The young, intrepid reporter heads over to Mavis Garner’s Bed and Breakfast, which doubles as Shadow Falls’ administration offices. Arthur receives a rather cool reception from the artsy, somewhat peculiar Myrtle (Annie Bungay) and Liz (Toby Murphy), owner of the B&B, who has a very stern, bureaucratic approach to running the office.
So put off by his impolite treatment (particularly at being nickled and dimed) Arthur decides to write a story exposing small town corruption. At the same time, the gutsy journalist reveals his true reason for being in this backwater community: He’s searching for a famous writer named Lilith Mansfield who once lived in the town. She had been a Pulitzer Prize winner who disappeared without a trace six years earlier.
As luck would have it, Arthur’s car won’t be fixed until the next day and he is forced to spend the night at the B&B. The young man’s less-than-favorable impression of the town changes when he begins to fall for the sweet, perky Ann (Alex Durant) and gets to the know Queenie (Kate Haines), the inquisitive editor of the Shadow Falls Sun. Arthur has such a change of heart that he calls up his editor and tells him to pull the demeaning article about Shadow Falls.

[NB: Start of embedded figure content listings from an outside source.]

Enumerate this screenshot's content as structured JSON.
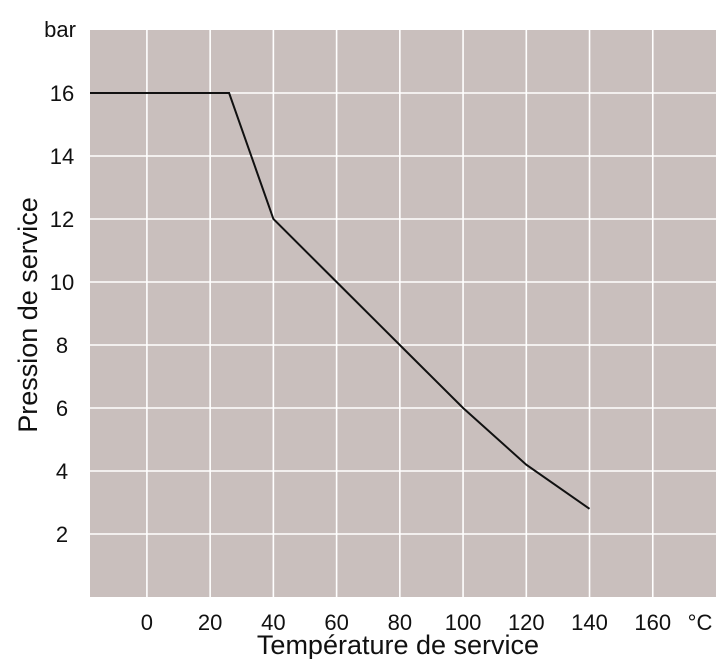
{
  "chart_data": {
    "type": "line",
    "xlabel": "Température de service",
    "ylabel": "Pression de service",
    "x_unit": "°C",
    "y_unit": "bar",
    "xlim": [
      -18,
      180
    ],
    "ylim": [
      0,
      18
    ],
    "x_ticks": [
      0,
      20,
      40,
      60,
      80,
      100,
      120,
      140,
      160
    ],
    "y_ticks": [
      2,
      4,
      6,
      8,
      10,
      12,
      14,
      16
    ],
    "x_grid": [
      0,
      20,
      40,
      60,
      80,
      100,
      120,
      140,
      160
    ],
    "y_grid": [
      2,
      4,
      6,
      8,
      10,
      12,
      14,
      16
    ],
    "grid": true,
    "background_color": "#c9bfbd",
    "grid_color": "#ffffff",
    "line_color": "#111111",
    "series": [
      {
        "x": [
          -18,
          26,
          40,
          60,
          80,
          100,
          120,
          140
        ],
        "y": [
          16,
          16,
          12,
          10,
          8,
          6,
          4.2,
          2.8
        ]
      }
    ]
  }
}
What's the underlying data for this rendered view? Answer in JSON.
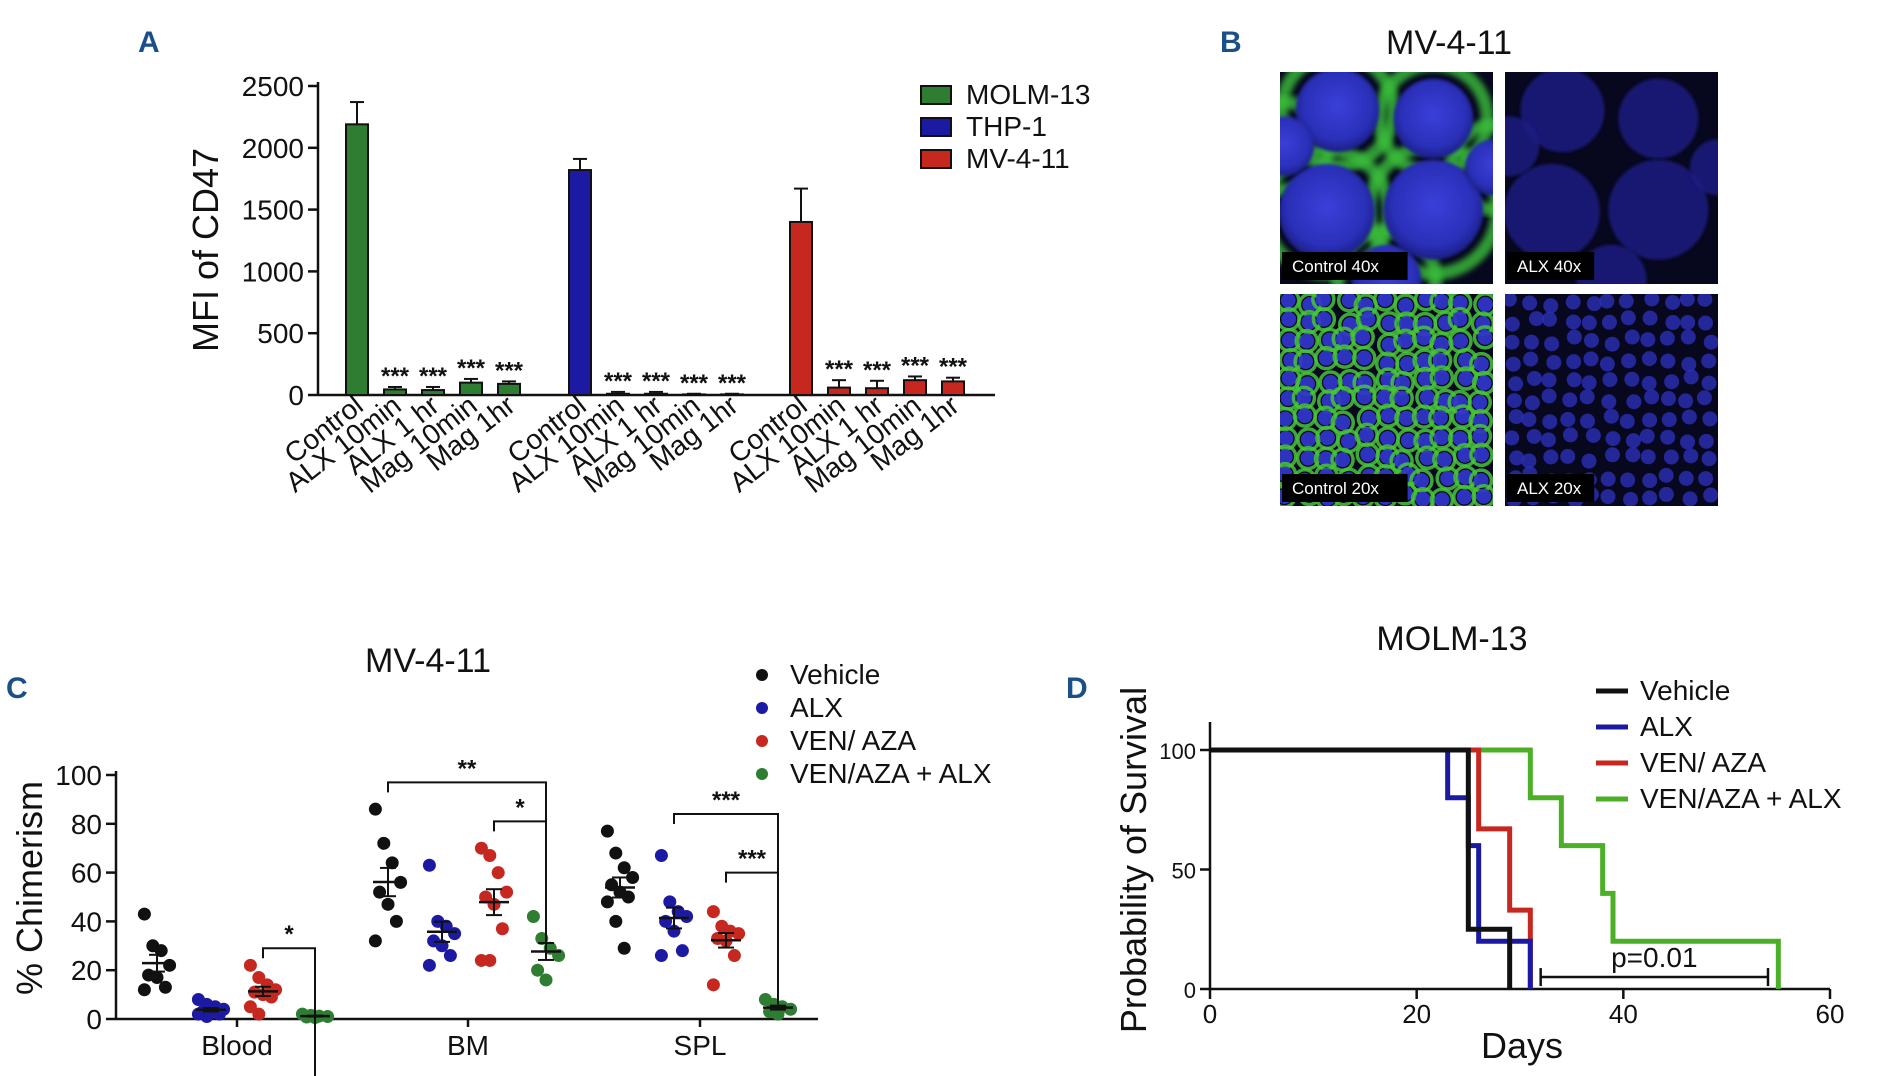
{
  "panels": {
    "A": "A",
    "B": "B",
    "C": "C",
    "D": "D"
  },
  "colors": {
    "green": "#2e7d32",
    "blue": "#1c1aa3",
    "red": "#c62820",
    "black": "#111111",
    "green_km": "#4caf28"
  },
  "chart_data": [
    {
      "id": "A",
      "type": "bar",
      "title": "",
      "xlabel": "",
      "ylabel": "MFI of CD47",
      "ylim": [
        0,
        2500
      ],
      "yticks": [
        "0",
        "500",
        "1000",
        "1500",
        "2000",
        "2500"
      ],
      "categories": [
        "Control",
        "ALX 10min",
        "ALX 1 hr",
        "Mag 10min",
        "Mag 1hr"
      ],
      "legend": [
        "MOLM-13",
        "THP-1",
        "MV-4-11"
      ],
      "series": [
        {
          "name": "MOLM-13",
          "values": [
            2190,
            45,
            40,
            100,
            90
          ],
          "errors": [
            180,
            20,
            25,
            30,
            20
          ],
          "sig": [
            "",
            "***",
            "***",
            "***",
            "***"
          ]
        },
        {
          "name": "THP-1",
          "values": [
            1820,
            10,
            10,
            5,
            5
          ],
          "errors": [
            90,
            15,
            15,
            5,
            5
          ],
          "sig": [
            "",
            "***",
            "***",
            "***",
            "***"
          ]
        },
        {
          "name": "MV-4-11",
          "values": [
            1400,
            60,
            55,
            120,
            110
          ],
          "errors": [
            270,
            60,
            60,
            30,
            30
          ],
          "sig": [
            "",
            "***",
            "***",
            "***",
            "***"
          ]
        }
      ]
    },
    {
      "id": "C",
      "type": "scatter",
      "title": "MV-4-11",
      "ylabel": "% Chimerism",
      "ylim": [
        0,
        100
      ],
      "yticks": [
        "0",
        "20",
        "40",
        "60",
        "80",
        "100"
      ],
      "categories": [
        "Blood",
        "BM",
        "SPL"
      ],
      "legend": [
        "Vehicle",
        "ALX",
        "VEN/ AZA",
        "VEN/AZA + ALX"
      ],
      "series": [
        {
          "name": "Vehicle",
          "points": [
            [
              43,
              30,
              28,
              22,
              18,
              17,
              13,
              12
            ],
            [
              86,
              72,
              64,
              56,
              52,
              47,
              40,
              32
            ],
            [
              77,
              68,
              62,
              58,
              55,
              52,
              50,
              48,
              40,
              29
            ]
          ]
        },
        {
          "name": "ALX",
          "points": [
            [
              8,
              6,
              5,
              4,
              3,
              3,
              2,
              2,
              1
            ],
            [
              63,
              40,
              38,
              35,
              32,
              30,
              26,
              22
            ],
            [
              67,
              48,
              44,
              42,
              40,
              36,
              28,
              26
            ]
          ]
        },
        {
          "name": "VEN/ AZA",
          "points": [
            [
              22,
              17,
              14,
              12,
              11,
              10,
              9,
              5,
              2
            ],
            [
              70,
              67,
              60,
              52,
              50,
              47,
              37,
              24,
              24
            ],
            [
              44,
              38,
              36,
              35,
              33,
              32,
              26,
              14
            ]
          ]
        },
        {
          "name": "VEN/AZA + ALX",
          "points": [
            [
              2,
              1.5,
              1.2,
              1,
              0.8,
              0.6
            ],
            [
              42,
              33,
              29,
              26,
              20,
              16
            ],
            [
              8,
              6,
              5,
              4,
              3,
              2
            ]
          ]
        }
      ],
      "comparisons": [
        {
          "group": "Blood",
          "from": "VEN/ AZA",
          "to": "VEN/AZA + ALX",
          "label": "*"
        },
        {
          "group": "BM",
          "from": "Vehicle",
          "to": "VEN/AZA + ALX",
          "label": "**"
        },
        {
          "group": "BM",
          "from": "VEN/ AZA",
          "to": "VEN/AZA + ALX",
          "label": "*"
        },
        {
          "group": "SPL",
          "from": "ALX",
          "to": "VEN/AZA + ALX",
          "label": "***"
        },
        {
          "group": "SPL",
          "from": "VEN/ AZA",
          "to": "VEN/AZA + ALX",
          "label": "***"
        }
      ]
    },
    {
      "id": "D",
      "type": "line",
      "title": "MOLM-13",
      "xlabel": "Days",
      "ylabel": "Probability of Survival",
      "xlim": [
        0,
        60
      ],
      "ylim": [
        0,
        100
      ],
      "xticks": [
        "0",
        "20",
        "40",
        "60"
      ],
      "yticks": [
        "0",
        "50",
        "100"
      ],
      "legend": [
        "Vehicle",
        "ALX",
        "VEN/ AZA",
        "VEN/AZA + ALX"
      ],
      "annotation": {
        "label": "p=0.01",
        "x_from": 32,
        "x_to": 54
      },
      "series": [
        {
          "name": "Vehicle",
          "steps": [
            [
              0,
              100
            ],
            [
              25,
              25
            ],
            [
              29,
              0
            ]
          ]
        },
        {
          "name": "ALX",
          "steps": [
            [
              0,
              100
            ],
            [
              23,
              80
            ],
            [
              25,
              60
            ],
            [
              26,
              20
            ],
            [
              31,
              0
            ]
          ]
        },
        {
          "name": "VEN/ AZA",
          "steps": [
            [
              0,
              100
            ],
            [
              26,
              67
            ],
            [
              29,
              33
            ],
            [
              31,
              0
            ]
          ]
        },
        {
          "name": "VEN/AZA + ALX",
          "steps": [
            [
              0,
              100
            ],
            [
              31,
              80
            ],
            [
              34,
              60
            ],
            [
              38,
              40
            ],
            [
              39,
              20
            ],
            [
              55,
              0
            ]
          ]
        }
      ]
    }
  ],
  "microscopy": {
    "title": "MV-4-11",
    "panels": [
      {
        "label": "Control 40x",
        "stain": "green"
      },
      {
        "label": "ALX 40x",
        "stain": "none"
      },
      {
        "label": "Control 20x",
        "stain": "green"
      },
      {
        "label": "ALX 20x",
        "stain": "none"
      }
    ]
  }
}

This move prompts a surprise visit from Arthur’s incensed editor, Danny Van Damm (Dalton MacKenzie), a demanding, unforgiving boss who has the personality of a rattlesnake. Believing Arthur is hiding important information about the Mansfield case, Van Damm fires him on the spot. At that moment, the newspaper’s chief editor, Horace McClintock (Jamie Cordes) arrives and fires the nasty Van Damm. The story wraps up with quite a shocking though pleasing ending where the audience finds out who some of the characters truly are.
Taking everything into consideration, You Can’t Get There From Here is a fairly enjoyable theatregoing experience. All of the cast members performed their varied roles with the fullest vigour and heartiness.
The cast featured some familiar faces around the theatre including Toby Murphy, who is in her fourth summer with the King’s Players. You Can’t Get There From Here was directed by Amanda Mullally, who starred alongside Tristan Lewis in last summer’s charmingly sweet family comedy The Great Ice Cream Scheme.
Well-constructed sets added a genuine sense of realism to this most enjoyable production, which plays every Wednesday until the end of August.